藤田千恵子『美酒の設計』と新政特別純米しぼりたて生原酒
- 2010/01/29
- 02:55
藤田千恵子さんの名前は、はるか昔太田和彦さんの『居酒屋大全』で知ったはずである。もう20年近い昔だな。
そのあとも、喜楽長の天保正一杜氏を紹介した『杜氏という仕事』なども、興味深く読んだ。
今回は、由利正宗の高橋藤一杜氏について書かれた本だ。
喜多酒造と同じく、齋彌酒造店にも訪れた自分としてはぜひ読まなければいけない。
幸い、能代の天洋酒店の浅野さんが本と酒の美酒の設計のセットを売り出してくれた。しかも筆者と高橋杜氏のサイン入りでだ。

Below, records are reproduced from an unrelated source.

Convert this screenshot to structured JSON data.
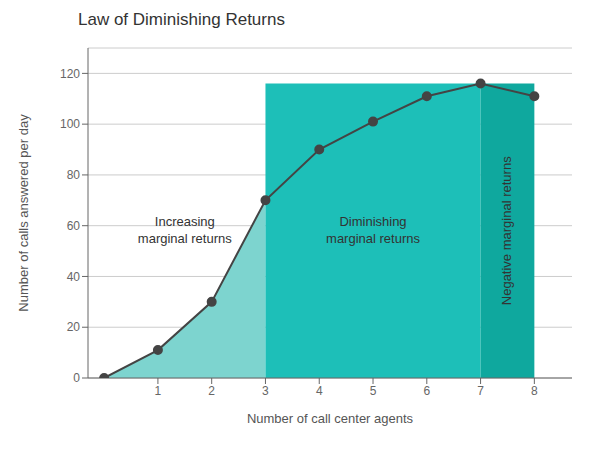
{
  "chart_data": {
    "type": "line",
    "title": "Law of Diminishing Returns",
    "xlabel": "Number of call center agents",
    "ylabel": "Number of calls answered per day",
    "x": [
      0,
      1,
      2,
      3,
      4,
      5,
      6,
      7,
      8
    ],
    "values": [
      0,
      11,
      30,
      70,
      90,
      101,
      111,
      116,
      111
    ],
    "color": "#444444",
    "marker": "circle",
    "xlim": [
      -0.3,
      8.7
    ],
    "xticks": [
      1,
      2,
      3,
      4,
      5,
      6,
      7,
      8
    ],
    "ylim": [
      0,
      130
    ],
    "yticks": [
      0,
      20,
      40,
      60,
      80,
      100,
      120
    ],
    "grid": true,
    "regions": [
      {
        "x": [
          0,
          3
        ],
        "color": "#7dd4cf",
        "label": "Increasing\nmarginal returns"
      },
      {
        "x": [
          3,
          7
        ],
        "top": 116,
        "color": "#1dbfb8",
        "label": "Diminishing\nmarginal returns"
      },
      {
        "x": [
          7,
          8
        ],
        "top": 116,
        "color": "#0fa89e",
        "label": "Negative marginal returns"
      }
    ]
  }
}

高橋杜氏の字は丁寧な楷書で、杜氏の几帳面な仕事ぶりを思わせる。
また、本書では高橋杜氏の革新的な取り組みや、三増酒全盛時代から純米酒の良さを確信していたこと、杜氏の人柄の良さなどがよく分かる。
現存する人に直接取材しているため、影の部分などがなく、礼讃一色になっているのが気になるが、仕方なかろう。
で、だったら酒も「美酒の設計」にすべきところをはずして、同じ秋田の新政。
かつては地方の大手蔵といったイメージだったが、ここにきて、代替わりして蔵の規模も小さくなったこともあってか、いい酒を醸すようになったようだ。

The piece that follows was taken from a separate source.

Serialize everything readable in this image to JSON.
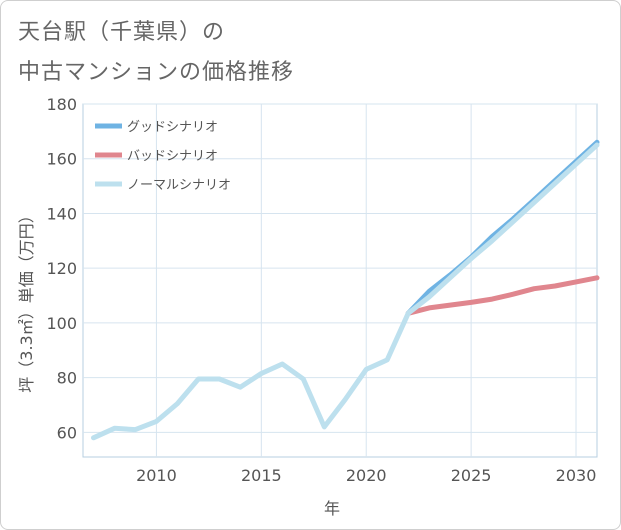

我が秋田酒の伝道師、浅野さんがほめるんだから間違いはない。
今回の「特別純米しぼりたて生原酒」もいい味わいだった。
秋田酒の特徴である、甘口の良さを最大限に感じさせる。これ自体が充分デザートだ。いわば、ハンガリーの貴腐ワインと言えば言い過ぎか。
それでいて、だれることもなく、もっちゃりしていることもなく、きりっとしている。
地酒は一軒だけが抜きんでていてもだめなのだ。何軒かが競い合うことで、その地方の酒がよくなっていく。そういう意味では、高橋杜氏、秋田の酒の後輩たちに安心してください、といったところ。
天洋からセットで取り寄せたので不明だが、新政のホームページから察するに、4合瓶1365円。
この本と新政については昨年12月26日にも紹介しています。